Drop the article. Say “80% of companies” not “the 80% of companies."
"It increased the double”
Say “it doubled” or “it increased twofold."
"The sales were of 2 million”
Say “Sales were 2 million” or “Sales reached 2 million.” No “of” needed.
Pronouncing “three” and “tree”
The “th” sound trips up many European speakers. Practise putting your tongue between your teeth. Your audience needs to distinguish “three million” from “free million.”
Talking about money and currencies
In international business, you frequently need to discuss amounts in different currencies. Here are some patterns that keep things clear:
- “The project budget is two hundred thousand euros.” (not “two hundred thousand of euros”)
- “We invoiced three point five million dollars last quarter.”
- “The exchange rate is currently one point oh eight dollars to the euro.”
When mixing currencies in the same discussion, always state the currency each time to avoid confusion: “The UK office spent fifty thousand pounds, while the Madrid office spent sixty thousand euros.”
Note that in English, the currency symbol comes before the number ($500, not 500$), and amounts are typically rounded in speech. Instead of saying “four hundred and thirty-two thousand six hundred and twelve euros,” say “approximately four hundred and thirty thousand” or “just under four hundred and fifty thousand.”
Practical exercises
Try these to build confidence:
- Read financial news in English. Pay attention to how journalists describe numbers and trends. The Financial Times and Bloomberg are excellent sources.
- Practise narrating charts. Take a graph from your work and describe it out loud in English. Record yourself and listen back.

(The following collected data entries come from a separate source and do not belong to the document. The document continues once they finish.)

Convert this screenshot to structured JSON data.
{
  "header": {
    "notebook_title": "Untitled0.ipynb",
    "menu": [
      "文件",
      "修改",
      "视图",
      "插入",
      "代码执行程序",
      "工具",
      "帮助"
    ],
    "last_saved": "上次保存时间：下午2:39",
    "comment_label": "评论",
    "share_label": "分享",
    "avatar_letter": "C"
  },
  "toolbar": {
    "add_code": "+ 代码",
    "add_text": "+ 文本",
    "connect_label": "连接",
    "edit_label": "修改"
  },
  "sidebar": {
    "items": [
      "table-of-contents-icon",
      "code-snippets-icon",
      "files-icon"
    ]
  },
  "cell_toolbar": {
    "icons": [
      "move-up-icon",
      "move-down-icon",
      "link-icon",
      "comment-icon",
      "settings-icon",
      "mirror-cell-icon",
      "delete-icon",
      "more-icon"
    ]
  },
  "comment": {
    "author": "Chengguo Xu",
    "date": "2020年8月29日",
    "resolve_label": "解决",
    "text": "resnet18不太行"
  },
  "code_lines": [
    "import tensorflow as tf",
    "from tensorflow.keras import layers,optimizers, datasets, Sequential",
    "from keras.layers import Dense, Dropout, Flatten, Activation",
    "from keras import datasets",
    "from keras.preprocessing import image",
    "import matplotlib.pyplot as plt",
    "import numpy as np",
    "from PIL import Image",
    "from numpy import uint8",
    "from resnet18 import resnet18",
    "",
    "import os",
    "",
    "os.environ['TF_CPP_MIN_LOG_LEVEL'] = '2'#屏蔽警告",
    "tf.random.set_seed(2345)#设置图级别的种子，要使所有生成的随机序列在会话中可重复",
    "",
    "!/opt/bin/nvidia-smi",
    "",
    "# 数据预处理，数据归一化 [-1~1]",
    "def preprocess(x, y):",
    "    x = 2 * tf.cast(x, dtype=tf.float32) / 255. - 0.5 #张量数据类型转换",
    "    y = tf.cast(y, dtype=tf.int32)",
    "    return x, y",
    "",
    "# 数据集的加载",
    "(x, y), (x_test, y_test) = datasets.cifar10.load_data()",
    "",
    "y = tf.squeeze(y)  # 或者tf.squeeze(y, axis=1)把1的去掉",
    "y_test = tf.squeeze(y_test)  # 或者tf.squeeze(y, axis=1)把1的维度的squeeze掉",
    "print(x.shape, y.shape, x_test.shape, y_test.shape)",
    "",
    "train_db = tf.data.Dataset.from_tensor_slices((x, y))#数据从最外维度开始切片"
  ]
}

- Present your team’s figures in English. Even if your colleagues speak your language, practising a data presentation in English builds the muscle memory you need.
Key takeaways
- Check your decimal and comma conventions before presenting
- Learn the prepositions that go with numbers: by, to, from
- Mix percentages with fractions for more natural delivery
- Practise with real data from your own work context
- Approximation and hedging are valuable skills, not signs of uncertainty
Numbers tell the story. Make sure you are telling it clearly.